10 Best Moments of Coachella: Day 2
Day two of Coachella’s second weekend brought some good news: I’m not nearly as sunburnt as I expected! Saturday again brought the heat, with temperatures climbing towards 108, so the artists brought a little heat of their own, especially EDM acts like Kaskade and Miike Snow. Read about the day’s 10 best moments below.
1. Kaskade’s anti-Radiohead dance party: They started prepping early: one dude walked over to my grassy corner near the Sahara Stage to find a little "privacy," as he put it, to strip down and slip into a black-and-white-checkered, face-covering unitard, which his girlfriend kindly positioned for him (hey, it’s hot and sticky, okay?). He looked like some sort of rave-bound insect. Another guy nearby started counting down the time ‘til Kaskade took the stage. First it was in five-minute intervals. Then he counted down a full 10 minutes. In seconds. Apparently the drugs worked. And when the Chicago-bred DJ-producer born Ryan Raddon hit the stage, it was explosive. Flat LED screens positioned on the underside of the tent, stretching from one end to another, flashed kaleidoscopic color patterns while a sexy woman's voice huffed "Look into my eyes” ad nauseam. Then—Boom! Crash! Sirens! Jet engine sound!—and the party was underway. This was the other side of Coachella—and it felt a world away from Radiohead, who were playing the main Coachella stage on the other end of the Polo Fields. You could hear the Oxford band kick off their set, but soon they were silenced by Kaskade's dance party. I’m a huge fan of Thom Yorke and Co., but this was hard to leave.
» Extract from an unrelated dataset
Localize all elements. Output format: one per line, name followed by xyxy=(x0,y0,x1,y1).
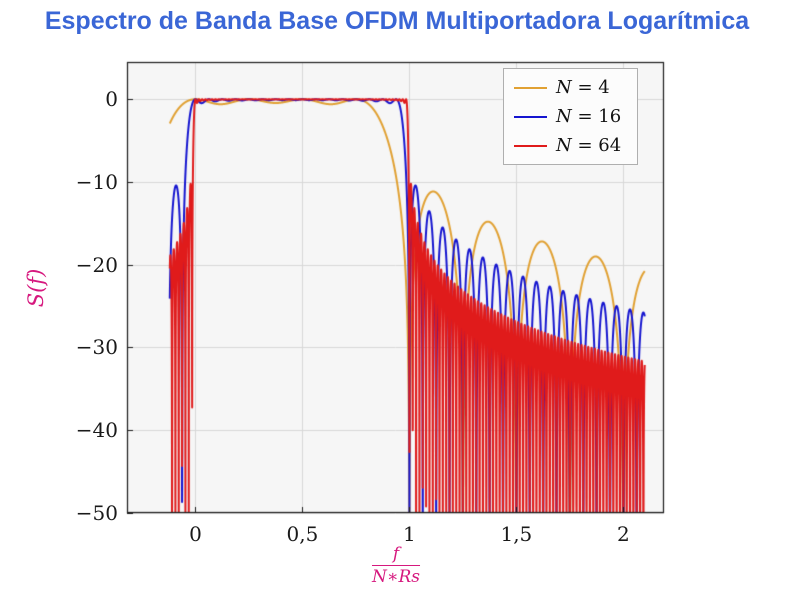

2. Miike Snow’s inaccessible dance party: By the time I made it to the Outdoor Stage for this Sweden-based electro trio featuring Britney Spears producers Bloodshy & Avant and U.S. singer Andrew Wyatt, it was hopeless: the crowd was so massive that there was no chance of penetrating it. So I shimmied on the fringes, taking in the epileptic seizure-inducing light show that looked like that one scene from Contact—it was that bright and eye-boggling. Make a note: If you’re gonna see Miike Snow at a festival, show up really, really early. The hands-in-the-air-and-they’re-never-coming-down groove fest that was underway near the stage was envious. Also: “Paddling Out,” from Snow’s psychedelic new EDM LP Happy to You, is a fantastic collision of pop beats with jangly piano and I love it. I guess I shouldn’t be surprised that the band has gotten this big.
3. Manchester Orchestra’s hilarious, then powerful, entrance: While waiting for the angst-ridden Atlanta hard rockers' set to start, the camera servicing the main LED screen scanned to a dude hugging the front rails, who gave the crowd one of the zanniest googly eyes I’ve ever seen. It was… HILARIOUS and everyone roared in laughter. Good timing: just then the quintet walked onstage and the crowd's chuckles turned to wails as Andy Hull led the band in the twin guitar riff-a-palooza “Everything to Nothing.” Keyboardist Chris Freeman turned away from his instrument and headbanged along so intensely that I worried for his neck. Whiplash!